J’appelle le 911 pour demander une ambulance. La dame me dit gentiement qu’elle sera là dans environ 20 minutes. Je cris au bébé de bien vouloir attendre, mais rien à faire, il continue de charcuter mon ami, lui déchirant le vagin de ses ongles tranchants. La dame me dit qu’elle peut m’assister pendant que j’accouche ma copine. Je lui demande ce qu’il faut faire et tout ce qu’elle trouve à dire c’est: L’encourager à pousser, s’assurer que le cou est dégagé, sortir le bébé et attendre le palcenta. C’est tout? C’est niaseux. Je raccroche. Je rappellerai si j’ai des ennuis.
Je regarde ma copine dans les yeux, et lui commande fermement de pousser. À cet instant, l’adréaline est en chute libre, et moi aussi. La vue de tous ces fluides qui s’échappent, se perdent dans le tapis, la couleur rouge, orange, jaune, en dégradé, les fuites, les particules en suspensions… tout cela me donne le tourni. J’ai besoin d’air, vite! Je cours, je cours dans la chambre, mais je ne peux pas quitter. Un cordon ombilical me relie à ma copine est dépecée de l’intérieur, à son infâme petit bourreau. J’ai le vertige, mais je ne peux pas demander à ma copine de ralentir, de se retenir. Je crie, je crie moi aussi. Je crie après ce petit démon qui blesse, qui salit, qui morcelle. À ce point, Julie me regarde et me crit après. J’étais soi-disant la première personne à avoir engueulé le petit sauvage qu’elle cache en elle. Il y a un début à tout que je lui réponds. Nos retrouvailles étaient peut-être prématuré, mais la colère que le lui inspirait a bientôt mis fin à ses souffrances, du moins physique.

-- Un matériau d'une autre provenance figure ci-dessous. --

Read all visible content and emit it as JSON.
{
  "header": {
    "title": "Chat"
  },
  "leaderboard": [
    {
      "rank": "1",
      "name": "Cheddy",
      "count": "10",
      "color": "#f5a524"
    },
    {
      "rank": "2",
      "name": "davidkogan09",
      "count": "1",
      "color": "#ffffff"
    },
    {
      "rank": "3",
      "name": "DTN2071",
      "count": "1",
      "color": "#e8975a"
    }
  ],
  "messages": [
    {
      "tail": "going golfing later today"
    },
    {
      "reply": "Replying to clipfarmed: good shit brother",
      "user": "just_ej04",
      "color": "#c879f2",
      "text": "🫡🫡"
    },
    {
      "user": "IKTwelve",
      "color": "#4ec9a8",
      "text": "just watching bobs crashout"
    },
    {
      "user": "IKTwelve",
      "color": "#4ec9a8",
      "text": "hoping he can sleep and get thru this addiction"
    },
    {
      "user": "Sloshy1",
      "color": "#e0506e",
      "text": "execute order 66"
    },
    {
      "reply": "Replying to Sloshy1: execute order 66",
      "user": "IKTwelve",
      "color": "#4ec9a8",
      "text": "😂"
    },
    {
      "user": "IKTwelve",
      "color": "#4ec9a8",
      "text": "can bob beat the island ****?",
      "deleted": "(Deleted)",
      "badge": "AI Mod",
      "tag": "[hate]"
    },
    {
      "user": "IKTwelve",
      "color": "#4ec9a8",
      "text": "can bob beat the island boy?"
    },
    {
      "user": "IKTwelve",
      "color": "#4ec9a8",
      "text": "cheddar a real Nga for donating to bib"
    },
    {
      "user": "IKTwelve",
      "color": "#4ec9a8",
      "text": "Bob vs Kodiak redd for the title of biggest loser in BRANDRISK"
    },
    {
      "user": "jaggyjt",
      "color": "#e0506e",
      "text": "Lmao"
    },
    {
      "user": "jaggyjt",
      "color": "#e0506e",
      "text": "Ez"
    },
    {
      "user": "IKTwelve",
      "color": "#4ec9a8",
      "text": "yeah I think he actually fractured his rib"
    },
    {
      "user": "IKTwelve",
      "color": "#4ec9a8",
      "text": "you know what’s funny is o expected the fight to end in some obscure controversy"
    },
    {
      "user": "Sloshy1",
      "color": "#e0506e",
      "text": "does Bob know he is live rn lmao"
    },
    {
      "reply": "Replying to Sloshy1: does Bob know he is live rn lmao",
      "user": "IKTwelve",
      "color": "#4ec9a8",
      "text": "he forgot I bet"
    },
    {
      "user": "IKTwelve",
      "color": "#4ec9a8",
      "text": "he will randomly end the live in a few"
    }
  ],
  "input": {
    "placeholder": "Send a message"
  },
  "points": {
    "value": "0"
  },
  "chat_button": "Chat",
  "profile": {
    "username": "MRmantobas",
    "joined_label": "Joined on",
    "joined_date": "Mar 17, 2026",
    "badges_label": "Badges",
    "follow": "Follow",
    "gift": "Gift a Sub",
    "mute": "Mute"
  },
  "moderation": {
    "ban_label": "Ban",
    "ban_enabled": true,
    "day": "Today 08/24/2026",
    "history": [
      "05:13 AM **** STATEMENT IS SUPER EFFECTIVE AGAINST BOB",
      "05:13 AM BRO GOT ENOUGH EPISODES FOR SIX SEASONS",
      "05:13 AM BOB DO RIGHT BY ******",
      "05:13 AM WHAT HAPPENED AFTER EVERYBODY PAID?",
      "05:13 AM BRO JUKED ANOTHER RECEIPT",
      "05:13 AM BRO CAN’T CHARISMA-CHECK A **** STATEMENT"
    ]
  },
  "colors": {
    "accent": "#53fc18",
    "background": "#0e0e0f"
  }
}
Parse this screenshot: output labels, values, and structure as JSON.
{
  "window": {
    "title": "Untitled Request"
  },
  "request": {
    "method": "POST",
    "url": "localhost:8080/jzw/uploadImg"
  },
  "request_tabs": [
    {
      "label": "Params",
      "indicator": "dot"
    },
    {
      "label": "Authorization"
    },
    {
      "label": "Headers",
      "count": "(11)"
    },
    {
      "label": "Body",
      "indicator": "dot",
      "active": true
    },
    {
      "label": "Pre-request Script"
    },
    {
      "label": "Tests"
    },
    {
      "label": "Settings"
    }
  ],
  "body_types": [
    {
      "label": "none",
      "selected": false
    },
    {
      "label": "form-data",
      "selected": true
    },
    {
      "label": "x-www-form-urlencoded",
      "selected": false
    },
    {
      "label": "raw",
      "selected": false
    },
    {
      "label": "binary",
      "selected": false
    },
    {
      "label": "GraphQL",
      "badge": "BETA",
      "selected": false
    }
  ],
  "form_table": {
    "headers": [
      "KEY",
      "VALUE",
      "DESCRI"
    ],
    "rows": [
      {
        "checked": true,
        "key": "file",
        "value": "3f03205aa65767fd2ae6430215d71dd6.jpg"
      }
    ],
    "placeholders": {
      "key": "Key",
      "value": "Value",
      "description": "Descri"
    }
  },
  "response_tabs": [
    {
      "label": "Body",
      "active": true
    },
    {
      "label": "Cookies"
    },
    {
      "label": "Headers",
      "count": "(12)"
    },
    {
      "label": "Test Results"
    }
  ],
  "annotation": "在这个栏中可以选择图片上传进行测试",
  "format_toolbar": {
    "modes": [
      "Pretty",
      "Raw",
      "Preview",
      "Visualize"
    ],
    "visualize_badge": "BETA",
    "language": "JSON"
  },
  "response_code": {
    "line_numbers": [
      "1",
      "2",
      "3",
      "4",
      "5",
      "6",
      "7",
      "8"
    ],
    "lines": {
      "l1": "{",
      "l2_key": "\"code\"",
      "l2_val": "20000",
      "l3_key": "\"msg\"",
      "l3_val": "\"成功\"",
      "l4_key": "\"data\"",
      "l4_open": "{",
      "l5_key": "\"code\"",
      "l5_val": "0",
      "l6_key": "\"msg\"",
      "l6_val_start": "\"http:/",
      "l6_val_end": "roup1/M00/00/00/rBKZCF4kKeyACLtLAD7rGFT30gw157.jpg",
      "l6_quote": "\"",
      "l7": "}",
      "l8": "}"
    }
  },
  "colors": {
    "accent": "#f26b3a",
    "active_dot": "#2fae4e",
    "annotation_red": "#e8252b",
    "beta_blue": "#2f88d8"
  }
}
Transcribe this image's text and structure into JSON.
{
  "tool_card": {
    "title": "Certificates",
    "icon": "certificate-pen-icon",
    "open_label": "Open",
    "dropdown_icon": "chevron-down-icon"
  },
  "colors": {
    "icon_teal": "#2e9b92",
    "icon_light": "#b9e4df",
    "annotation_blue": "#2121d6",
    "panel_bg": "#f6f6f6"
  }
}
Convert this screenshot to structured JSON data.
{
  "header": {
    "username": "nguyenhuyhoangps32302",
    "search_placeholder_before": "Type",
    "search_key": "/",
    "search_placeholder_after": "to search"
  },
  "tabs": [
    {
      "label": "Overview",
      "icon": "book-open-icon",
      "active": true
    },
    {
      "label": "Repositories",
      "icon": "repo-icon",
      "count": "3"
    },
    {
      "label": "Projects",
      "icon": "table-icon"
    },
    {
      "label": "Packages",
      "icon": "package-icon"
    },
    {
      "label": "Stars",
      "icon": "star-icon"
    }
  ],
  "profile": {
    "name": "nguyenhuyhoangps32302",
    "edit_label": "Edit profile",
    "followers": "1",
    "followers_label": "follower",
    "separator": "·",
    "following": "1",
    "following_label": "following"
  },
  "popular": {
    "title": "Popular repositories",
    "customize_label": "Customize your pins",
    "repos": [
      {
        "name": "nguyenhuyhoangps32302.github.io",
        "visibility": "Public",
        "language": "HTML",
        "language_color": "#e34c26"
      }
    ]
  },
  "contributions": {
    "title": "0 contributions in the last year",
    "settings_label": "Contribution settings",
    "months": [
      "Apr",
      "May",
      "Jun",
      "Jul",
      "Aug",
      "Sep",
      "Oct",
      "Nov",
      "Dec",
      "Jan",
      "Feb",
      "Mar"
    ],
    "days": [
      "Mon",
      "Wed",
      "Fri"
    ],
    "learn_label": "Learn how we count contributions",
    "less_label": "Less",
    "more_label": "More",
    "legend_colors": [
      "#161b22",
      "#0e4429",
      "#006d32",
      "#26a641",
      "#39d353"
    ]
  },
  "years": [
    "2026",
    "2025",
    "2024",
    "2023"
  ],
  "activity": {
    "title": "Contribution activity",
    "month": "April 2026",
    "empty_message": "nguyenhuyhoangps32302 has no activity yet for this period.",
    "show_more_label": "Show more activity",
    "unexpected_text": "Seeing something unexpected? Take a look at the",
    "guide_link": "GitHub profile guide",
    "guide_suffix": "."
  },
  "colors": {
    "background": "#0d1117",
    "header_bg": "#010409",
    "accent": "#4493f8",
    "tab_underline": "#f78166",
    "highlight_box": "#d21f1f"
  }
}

A l’intérieur de 3 minutes, le petit paquet, à qui il ne manquait que les cordes, m’a été propulsé dans le ventre, comme un balon de football bien lubrifié de qui on voulait se débarasser à tout prix. Et ce liquide, chaud, renvoyé sur moi, d’un vagin qui avait la nausée, coulant sur mes vêtements. J’ai alors une faiblesse, mes bras flanche, et le bébé parti à la dérive. Il tomba, tomba, sa mère bien loin derrière ses paupières pour comprendre, saoûlée d’endorphine.
La première chose qui heurta le sol fut son petit crâne. À la manière d’un fruit très mur et juteux, l’écorce de rompit, laissant entrevoir sa pulpe et couler son jus. J’apprécie enfin la valeur de la consonnance du mot anglais « squashed », parce que c’est ce son qui résonne encore dans la pièce. J’aurais aimé entendre un bruit, une protestation, mais rien d’autre à entendre que les cris de la mère qui a entendu la pelure de son enfant se rompre, se fendre. À croire qu’il n’y a pas seulement les pleures d’un enfant qu’une femme reconnaît instinctivement.
Je ne savais pas quoi faire. Je devrais appeler le 911. Il n’y a aucune chance de le réchapper, il est fendu, il est pucké, il n’est plus. Pas besoin d’ambulancier donc. Je ne peux pas non plus être accusée de quoi que ce soit, ce n’est qu’un accident, un stupide accident qui n’arrive qu’à moi. Stupide maladie. Pas besoin de policier non plus donc. Je devrais tout de même téléphoner quelqu’un car même un chat, on n’a pas le droit de me ramasser avec un porte-poussière et le cacher dans une poubelle… Mais quel est l’éthique a-t-on avec les vidanges? Un déchet est un déchet, qu’on l’enterre près d’une couche pour bébé ou près d’un cercueil. Et puis je parie que le bébé aurait aimé être enterré parmi les couche qu’il n’a même pas eu la chance de souiller.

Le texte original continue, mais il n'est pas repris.